The UK's National Cyber Security Centre and the US CISA have strongly urged companies to make patching out this severe vulnerability their top priority. The leading brand companies previously mentioned are hurrying to issue fixes, and so far, none have reported having any breaches. However, IT administrators should not underestimate the seriousness of the situation.

"With this vulnerability, attackers gain almost unlimited power—they can extract sensitive data, upload files to the server, delete data, install ransomware, or pivot to other servers," said Acunetix's head of engineering, Nicholas Sciberras.

Image credit: Cyber Security by Ecole Polytechnique (CC BY-SA 2.0), Log4J Attacks by Check Point

Permalink to story.

https://www.techspot.com/news/92633-hackers-launch-over-840000-attacks-through-log4j-flaw.html

 

[kiwigraeme]

Not serious enough to shut down internet to China, Norks and Russia .
Would be a lot harder and more obvious to use satellites , dial outs -overseas bases - they may not want to expose anyway

 

[Mr Majestyk]

8 years without attack and then they widely advertise the problem and guess what happens! Just facepalm effort.

 

[psycros]

8 years without attack and then they widely advertise the problem and guess what happens! Just facepalm effort.

Agree, but maybe this is what it will take to finally get organizations to fix this flaw. Imagine the attacks we *don't* know about.

 

[ypsylon]

I seriously don't understand disclosing information which can simply have catastrophic consequences not for for one company or bunch of users, but whole planetary infrastructure (not only internet, but power grid, water, transport and so on)

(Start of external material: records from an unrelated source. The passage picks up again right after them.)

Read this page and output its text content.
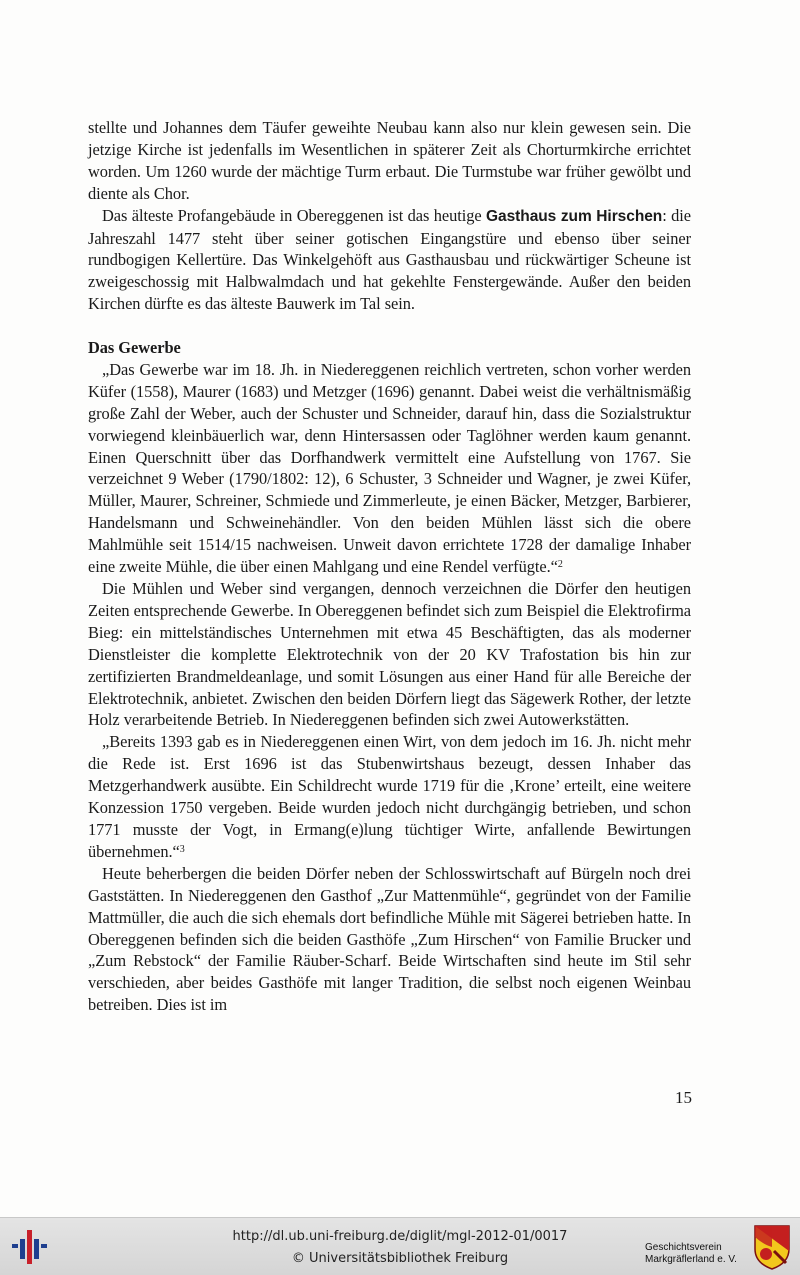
stellte und Johannes dem Täufer geweihte Neubau kann also nur klein gewesen sein. Die jetzige Kirche ist jedenfalls im Wesentlichen in späterer Zeit als Chorturmkirche errichtet worden. Um 1260 wurde der mächtige Turm erbaut. Die Turmstube war früher gewölbt und diente als Chor.

Das älteste Profangebäude in Obereggenen ist das heutige Gasthaus zum Hirschen: die Jahreszahl 1477 steht über seiner gotischen Eingangstüre und ebenso über seiner rundbogigen Kellertüre. Das Winkelgehöft aus Gasthausbau und rückwärtiger Scheune ist zweigeschossig mit Halbwalmdach und hat gekehlte Fenstergewände. Außer den beiden Kirchen dürfte es das älteste Bauwerk im Tal sein.

Das Gewerbe

„Das Gewerbe war im 18. Jh. in Niedereggenen reichlich vertreten, schon vorher werden Küfer (1558), Maurer (1683) und Metzger (1696) genannt. Dabei weist die verhältnismäßig große Zahl der Weber, auch der Schuster und Schneider, darauf hin, dass die Sozialstruktur vorwiegend kleinbäuerlich war, denn Hintersassen oder Taglöhner werden kaum genannt. Einen Querschnitt über das Dorfhandwerk vermittelt eine Aufstellung von 1767. Sie verzeichnet 9 Weber (1790/1802: 12), 6 Schuster, 3 Schneider und Wagner, je zwei Küfer, Müller, Maurer, Schreiner, Schmiede und Zimmerleute, je einen Bäcker, Metzger, Barbierer, Handelsmann und Schweinehändler. Von den beiden Mühlen lässt sich die obere Mahlmühle seit 1514/15 nachweisen. Unweit davon errichtete 1728 der damalige Inhaber eine zweite Mühle, die über einen Mahlgang und eine Rendel verfügte.“$^2$

Die Mühlen und Weber sind vergangen, dennoch verzeichnen die Dörfer den heutigen Zeiten entsprechende Gewerbe. In Obereggenen befindet sich zum Beispiel die Elektrofirma Bieg: ein mittelständisches Unternehmen mit etwa 45 Beschäftigten, das als moderner Dienstleister die komplette Elektrotechnik von der 20 KV Trafostation bis hin zur zertifizierten Brandmeldeanlage, und somit Lösungen aus einer Hand für alle Bereiche der Elektrotechnik, anbietet. Zwischen den beiden Dörfern liegt das Sägewerk Rother, der letzte Holz verarbeitende Betrieb. In Niedereggenen befinden sich zwei Autowerkstätten.

„Bereits 1393 gab es in Niedereggenen einen Wirt, von dem jedoch im 16. Jh. nicht mehr die Rede ist. Erst 1696 ist das Stubenwirtshaus bezeugt, dessen Inhaber das Metzgerhandwerk ausübte. Ein Schildrecht wurde 1719 für die ‚Krone’ erteilt, eine weitere Konzession 1750 vergeben. Beide wurden jedoch nicht durchgängig betrieben, und schon 1771 musste der Vogt, in Ermang(e)lung tüchtiger Wirte, anfallende Bewirtungen übernehmen.“$^3$

Heute beherbergen die beiden Dörfer neben der Schlosswirtschaft auf Bürgeln noch drei Gaststätten. In Niedereggenen den Gasthof „Zur Mattenmühle“, gegründet von der Familie Mattmüller, die auch die sich ehemals dort befindliche Mühle mit Sägerei betrieben hatte. In Obereggenen befinden sich die beiden Gasthöfe „Zum Hirschen“ von Familie Brucker und „Zum Rebstock“ der Familie Räuber-Scharf. Beide Wirtschaften sind heute im Stil sehr verschieden, aber beides Gasthöfe mit langer Tradition, die selbst noch eigenen Weinbau betreiben. Dies ist im

15
http://dl.ub.uni-freiburg.de/diglit/mgl-2012-01/0017
© Universitätsbibliothek Freiburg
Geschichtsverein
Markgräflerland e. V.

OK, there are bounty programs and stuff, but information about fatal flaws should be released like 6 months after discovered when all interested parties have mitigations in place. Obviously IT guys never worked in diplomacy where you do things in shadows and leak it after it's no longer relevant in any way.

Releasing info on something worse than any 0-day into the wild what they did expect anyway?

 

[tancabean]

I seriously don't understand disclosing information which can simply have catastrophic consequences not for for one company or bunch of users, but whole planetary infrastructure (not only internet, but power grid, water, transport and so on)

OK, there are bounty programs and stuff, but information about fatal flaws should be released like 6 months after discovered when all interested parties have mitigations in place. Obviously IT guys never worked in diplomacy where you do things in shadows and leak it after it's no longer relevant in any way.

Releasing info on something worse than any 0-day into the wild what they did expect anyway?

It would be impossible to notify all interested parties while keeping it a secret. The best course of action is to cause mass panic and scare everyone into fixing the vulnerability asap.

 

[Theinsanegamer]

I seriously don't understand disclosing information which can simply have catastrophic consequences not for for one company or bunch of users, but whole planetary infrastructure (not only internet, but power grid, water, transport and so on)

OK, there are bounty programs and stuff, but information about fatal flaws should be released like 6 months after discovered when all interested parties have mitigations in place. Obviously IT guys never worked in diplomacy where you do things in shadows and leak it after it's no longer relevant in any way.

Releasing info on something worse than any 0-day into the wild what they did expect anyway?

It's not like every single comapny that uses java is in regular communication with the people who maintain java. St some point someone else if going to find that expolit, and if you sit quietly when that happens when you knew about said exploit then lawyers will have your arse.

At some point people will find out and carnage will occur. Better to get it done ASAP and rip the band aid off now.